Since the last February14th, a vast strike movement is shaking the post-secondary studies sector (colleges and universities) in the province of Québec. This general strike movement, mostly lead by a left-wing coalition of student unions – the CLASSE (French acronym for Broad Coalition of the Association for Student Syndicalist Solidarity) – has set itself, as an immediate objective, the cancellation of the recent 25% tuition fees raise implemented by the neoliberal government of Québec, the second such raise in 4 years, after more than 15 years of tuition fee freezing. The movement is now 125,000 striking students strong and many strike votes will be held in the coming weeks by student assemblies. Many massive street demos gathering thousands of people, as well as blockade actions have been organized, triggering more and more police repression.
On the last March 7th, the repressive violence has gone up a notch, as almost 1,000 people were blockading a downtown building in Montréal, hosting the offices of the public lotteries (Loto-Québec), and those of the Conference of University Rectors, a relatively reactionary organization that has declared itself in favor of the tuition fees raise. Under a radiant sun, about 200 people have gained entrance to the building, blocking access to the elevators, as the others occupied the doorways and the adjacent streets, erecting a barricade out of metal railings in order to block off Sherbrooke street (one of the main streets in downtown Montréal) and to use as protection against police assaults. The riot police squad has then deployed and attacked the crowd, hitting the protesters with clubs and shields, and soaking them with pepper spray and throwing many “stun grenades”. One of these devices, that produce a deafening bang as well as projecting fragments and pepper gas, has seriously injured a student protester, who received splinters in the right eye and has been taken to the hospital.
On March 8th, he is currently being operated for retinal detachment and he might lose the use of his eye. Apparently, the riot police have voluntarily delayed the ambulance call after having acknowledged the result of their “intervention”. Three other protesters have also been injured during the assault and five more have been arrested.
On the same night (March 7th), at about 9pm, a group of about 300 people has gathered at the Berri Square, in response to the police attack, and has taken the street shouting “Cops, Pigs, Murderers!”. Reaching the administrative headquarters of the municipal police, some angry hooded ones tried to smash the glass doors of the entrance with metal crowd barriers, before being pushed away by a few authoritarian pacifists who preferred to play the cops themselves in order to “preserve the movement’s image”, thus provoking the hostility of a certain number of the protesters that started arguing strongly with them.
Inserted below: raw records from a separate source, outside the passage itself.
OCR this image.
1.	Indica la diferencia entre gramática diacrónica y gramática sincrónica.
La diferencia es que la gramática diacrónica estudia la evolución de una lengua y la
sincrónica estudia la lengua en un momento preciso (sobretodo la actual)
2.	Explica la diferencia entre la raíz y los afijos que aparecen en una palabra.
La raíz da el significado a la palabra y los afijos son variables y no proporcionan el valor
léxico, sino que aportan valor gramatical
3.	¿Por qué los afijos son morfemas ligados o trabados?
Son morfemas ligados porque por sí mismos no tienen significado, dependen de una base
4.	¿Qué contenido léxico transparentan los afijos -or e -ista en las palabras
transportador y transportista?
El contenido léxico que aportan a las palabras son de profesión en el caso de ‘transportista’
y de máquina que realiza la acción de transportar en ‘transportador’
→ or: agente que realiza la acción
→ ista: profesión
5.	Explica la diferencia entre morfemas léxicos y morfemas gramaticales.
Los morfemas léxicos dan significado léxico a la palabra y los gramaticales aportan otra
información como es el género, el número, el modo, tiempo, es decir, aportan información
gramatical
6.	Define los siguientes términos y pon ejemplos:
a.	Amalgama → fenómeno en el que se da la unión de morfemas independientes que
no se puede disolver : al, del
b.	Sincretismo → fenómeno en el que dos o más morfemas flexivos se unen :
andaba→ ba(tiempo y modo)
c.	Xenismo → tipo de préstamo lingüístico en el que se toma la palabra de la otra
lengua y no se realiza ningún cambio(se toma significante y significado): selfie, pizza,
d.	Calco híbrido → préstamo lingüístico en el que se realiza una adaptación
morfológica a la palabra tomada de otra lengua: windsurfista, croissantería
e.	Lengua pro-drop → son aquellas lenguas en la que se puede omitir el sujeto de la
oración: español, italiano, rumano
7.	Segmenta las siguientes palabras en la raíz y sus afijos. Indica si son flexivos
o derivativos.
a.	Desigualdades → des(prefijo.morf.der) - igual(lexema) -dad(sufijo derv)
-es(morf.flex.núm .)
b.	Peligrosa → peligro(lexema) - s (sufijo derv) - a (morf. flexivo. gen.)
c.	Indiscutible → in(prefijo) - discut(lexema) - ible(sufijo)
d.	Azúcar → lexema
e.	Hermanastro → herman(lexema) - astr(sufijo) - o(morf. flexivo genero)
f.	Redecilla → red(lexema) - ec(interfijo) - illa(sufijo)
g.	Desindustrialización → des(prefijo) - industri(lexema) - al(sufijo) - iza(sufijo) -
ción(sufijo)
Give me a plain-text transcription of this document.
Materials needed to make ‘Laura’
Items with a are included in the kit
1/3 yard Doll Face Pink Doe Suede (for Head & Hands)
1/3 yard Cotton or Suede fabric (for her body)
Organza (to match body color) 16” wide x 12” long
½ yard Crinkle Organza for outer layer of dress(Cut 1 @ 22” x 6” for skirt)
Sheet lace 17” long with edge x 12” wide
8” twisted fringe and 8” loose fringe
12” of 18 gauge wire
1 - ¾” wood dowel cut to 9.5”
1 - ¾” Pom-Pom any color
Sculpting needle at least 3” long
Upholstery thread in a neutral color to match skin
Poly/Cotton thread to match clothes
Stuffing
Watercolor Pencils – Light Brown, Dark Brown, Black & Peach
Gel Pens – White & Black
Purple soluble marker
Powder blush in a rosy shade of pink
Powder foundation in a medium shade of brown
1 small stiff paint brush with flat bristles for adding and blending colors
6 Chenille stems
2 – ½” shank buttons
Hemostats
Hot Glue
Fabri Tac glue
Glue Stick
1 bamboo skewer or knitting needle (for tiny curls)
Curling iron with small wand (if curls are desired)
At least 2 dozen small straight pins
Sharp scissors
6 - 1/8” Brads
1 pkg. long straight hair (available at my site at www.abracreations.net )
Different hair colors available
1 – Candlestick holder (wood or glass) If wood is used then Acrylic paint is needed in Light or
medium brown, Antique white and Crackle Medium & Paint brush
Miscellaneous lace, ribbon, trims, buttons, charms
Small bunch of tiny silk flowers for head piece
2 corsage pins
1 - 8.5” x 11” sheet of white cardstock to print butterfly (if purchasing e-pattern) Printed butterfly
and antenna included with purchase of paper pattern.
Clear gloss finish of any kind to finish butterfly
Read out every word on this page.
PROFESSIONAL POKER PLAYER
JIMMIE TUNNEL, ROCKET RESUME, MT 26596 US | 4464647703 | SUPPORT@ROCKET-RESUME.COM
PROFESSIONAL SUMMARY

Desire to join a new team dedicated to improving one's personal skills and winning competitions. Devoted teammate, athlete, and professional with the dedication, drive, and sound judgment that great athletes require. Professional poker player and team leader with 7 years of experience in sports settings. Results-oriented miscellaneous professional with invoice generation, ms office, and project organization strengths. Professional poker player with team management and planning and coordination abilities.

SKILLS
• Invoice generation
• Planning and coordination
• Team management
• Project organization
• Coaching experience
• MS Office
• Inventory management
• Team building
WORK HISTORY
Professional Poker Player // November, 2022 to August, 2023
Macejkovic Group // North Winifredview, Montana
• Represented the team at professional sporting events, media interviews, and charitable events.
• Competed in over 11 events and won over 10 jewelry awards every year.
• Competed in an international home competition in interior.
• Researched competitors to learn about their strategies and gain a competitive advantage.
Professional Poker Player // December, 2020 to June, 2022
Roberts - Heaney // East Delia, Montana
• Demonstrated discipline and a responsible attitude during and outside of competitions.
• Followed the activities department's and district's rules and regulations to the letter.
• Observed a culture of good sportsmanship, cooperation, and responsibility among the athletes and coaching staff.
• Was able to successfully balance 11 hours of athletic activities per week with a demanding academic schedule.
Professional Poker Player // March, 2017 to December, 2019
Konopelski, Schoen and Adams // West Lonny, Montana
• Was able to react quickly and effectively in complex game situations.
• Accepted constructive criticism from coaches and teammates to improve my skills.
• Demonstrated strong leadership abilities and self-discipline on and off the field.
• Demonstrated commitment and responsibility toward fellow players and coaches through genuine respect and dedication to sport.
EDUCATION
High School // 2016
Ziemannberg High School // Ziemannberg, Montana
Chased by a considerable police force, the demo has wandered through the downtown streets before dispersing, at about 10pm, leaving behind two arrested protesters and a few smashed windows.
These despicable – although predictable – actions from the City of Montréal’s Police Service can be better understood in the broader context of the rising police violence and political repression in KKKanada, as illustrated by the mass arrest and illegal detention of more than 1,000 protesters during the G-20 counter-summit in Toronto (June 2010), the creation of a special squad by the Montréal police to repress the anarchist movement, as well as the high number of murders perpetrated by police officers. For example, the murder of young Freddy Villanueva in 2008, that has sparked riots in the north of Montréal, the murders of the homeless Mario Hamel and hospital worker Patrick Limoges in summer 2011, the first having been shot down during a psychotic episode by policemen that knew him by name, and the latter killed by a random bullet during the same event. Since the beginning of 2012, two other persons suffering from psychological distress have been shot dead by Montréal cops: Farshad Mohammadi, a homeless Kurdish-Iranian refugee suffering from severe post-traumatic troubles, and Jean-François Nadreau, a man going through a depressive and suicidal phase. Both have been shot at point blank range after having turned their rage against the police.
So many reasons that make more relevant than ever the traditional March 15th demonstration, part of the International Day Against Police Brutality, that is taking place this year in Montréal under the thematic of political repression.